This is a great light dish for summertime. Choose uniformly shaped Italian (globe) eggplants that are of medium size. The larger an eggplant, the larger the seeds. Serve this dish with a salad as a nice meal or as an appetizer for a group. The recipe easily scales up as needed.
- 1 medium Italian eggplant
- ½ yellow onion, chopped
- red pepper flakes
- 2 firm medium fresh tomatoes, e.g. plum
- 1 garlic clove
- 6 pitted black olives
- 1 tbsp drained capers
- ¼ dried breadcrumbs (I like to use panko breadcrumbs)
- 2 stems mint leaves, stems removed, plus some chopped mint for garnish
- 1 tbsp grated cheese (pecorino or parmigiana)
- Extra virgin olive oil
- Salt and pepper
Prepare the stuffing. Select a medium bowl to hold the stuffing.
- Slice the eggplant lengthwise in half. With a melon baller or teaspoon, hollow out the eggplant and place the pulp on a cutting board. Rough chop the pulp. Set the hollowed eggplant aside.
- Over medium heat, add a tbsp of olive oil to a medium sauce pan. Add the chopped onion, a pinch of salt and a pinch of red pepper flakes. Sauté until the onion begins to soften. Add the garlic and cook for a minute more. Finally add the chopped eggplant pulp and sauté until everything is softened. If the pan becomes dry, add a little water or white wine. Place the mixture in the bowl for the stuffing.
- Rough chop the tomatoes, capers and pitted black olives and add to the stuffing bowl. Rough chop the mint leaves and add to bowl.
- Finally, add the breadcrumbs and cheese to bowl. Mix together and taste. Quite a bit of salt was already added by the olives, capers and cheese. Add salt and pepper as you like. Add a tbsp of olive oil to moisten the mixture; toss to combine.
Prepare the eggplant. Select a baking dish to hold the eggplant halves.
- Trim away the the root end of the eggplant. Rinse out each half and lay each half cut side down on a towel to dry.

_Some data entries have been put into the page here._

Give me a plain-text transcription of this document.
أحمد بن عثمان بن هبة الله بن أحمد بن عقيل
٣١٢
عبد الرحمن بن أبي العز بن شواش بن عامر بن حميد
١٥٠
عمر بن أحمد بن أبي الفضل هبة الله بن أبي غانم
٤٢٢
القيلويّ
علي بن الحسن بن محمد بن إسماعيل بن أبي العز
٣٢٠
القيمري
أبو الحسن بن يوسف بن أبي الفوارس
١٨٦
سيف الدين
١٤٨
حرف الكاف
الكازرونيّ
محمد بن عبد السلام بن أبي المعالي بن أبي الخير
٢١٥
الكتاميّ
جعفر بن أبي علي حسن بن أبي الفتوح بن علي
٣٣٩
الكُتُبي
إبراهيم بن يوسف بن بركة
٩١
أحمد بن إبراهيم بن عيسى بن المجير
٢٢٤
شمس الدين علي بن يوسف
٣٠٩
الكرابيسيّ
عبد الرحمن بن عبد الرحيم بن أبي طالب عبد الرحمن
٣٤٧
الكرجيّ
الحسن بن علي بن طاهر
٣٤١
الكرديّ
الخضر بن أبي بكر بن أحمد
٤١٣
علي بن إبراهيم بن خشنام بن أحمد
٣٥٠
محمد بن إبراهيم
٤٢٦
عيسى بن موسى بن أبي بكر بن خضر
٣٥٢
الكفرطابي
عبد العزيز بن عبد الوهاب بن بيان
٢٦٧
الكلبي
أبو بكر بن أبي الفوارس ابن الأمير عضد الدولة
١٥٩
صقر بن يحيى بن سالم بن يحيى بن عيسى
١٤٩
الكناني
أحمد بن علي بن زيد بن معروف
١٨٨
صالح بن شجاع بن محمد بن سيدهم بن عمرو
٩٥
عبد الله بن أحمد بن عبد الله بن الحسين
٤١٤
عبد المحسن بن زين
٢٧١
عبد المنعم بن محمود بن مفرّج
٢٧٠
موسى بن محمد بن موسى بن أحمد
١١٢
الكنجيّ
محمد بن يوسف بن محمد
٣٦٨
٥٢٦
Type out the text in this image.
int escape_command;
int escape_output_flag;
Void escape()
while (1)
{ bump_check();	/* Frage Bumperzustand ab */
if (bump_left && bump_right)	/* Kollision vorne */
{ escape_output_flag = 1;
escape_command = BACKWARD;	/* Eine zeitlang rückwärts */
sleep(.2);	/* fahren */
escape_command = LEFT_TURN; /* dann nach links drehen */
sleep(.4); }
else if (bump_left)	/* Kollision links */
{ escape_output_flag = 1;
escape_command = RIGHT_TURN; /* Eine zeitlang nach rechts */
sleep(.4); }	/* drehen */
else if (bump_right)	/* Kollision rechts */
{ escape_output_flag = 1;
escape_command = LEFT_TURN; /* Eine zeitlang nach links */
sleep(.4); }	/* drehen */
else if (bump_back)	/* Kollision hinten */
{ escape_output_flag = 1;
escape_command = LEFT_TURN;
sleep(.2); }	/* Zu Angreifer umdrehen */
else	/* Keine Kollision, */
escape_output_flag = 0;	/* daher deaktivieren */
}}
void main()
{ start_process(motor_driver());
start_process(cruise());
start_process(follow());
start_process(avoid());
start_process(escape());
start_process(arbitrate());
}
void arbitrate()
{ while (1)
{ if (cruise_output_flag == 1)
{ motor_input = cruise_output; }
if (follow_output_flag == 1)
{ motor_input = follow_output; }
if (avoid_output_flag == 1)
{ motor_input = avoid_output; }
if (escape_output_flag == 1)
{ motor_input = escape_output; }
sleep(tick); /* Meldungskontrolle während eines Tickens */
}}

- Hold each eggplant half over the bowl with the stuffing, stuff the eggplant with the prepared mixture filling it but without packing in. Place each eggplant in the baking dish.
- Preheat oven to 400℉. Drizzle a little olive oil over each eggplant. Add a few tbsps water to the baking dish to create steam. Grease the underside of a piece of foil with olive oil using a pastry brush, a paper towel or cooking spray.
- Cover the dish holding the eggplant with the prepared foil and seal tightly. Bake for 30 minutes. Carefully remove the foil and check if the eggplant is soft by inserting a sharp knife into the white flesh. If still tough, re-cover and bake for another ten minutes and test again. Finally, bake uncovered for another 10 minutes to brown the eggplant.
- This dish can be served hot, room temperature or cold; before serving sprinkle chopped mint on top. If you are going to refrigerate the eggplant for later, allow them to cool to room temp before placing in the refrigerator.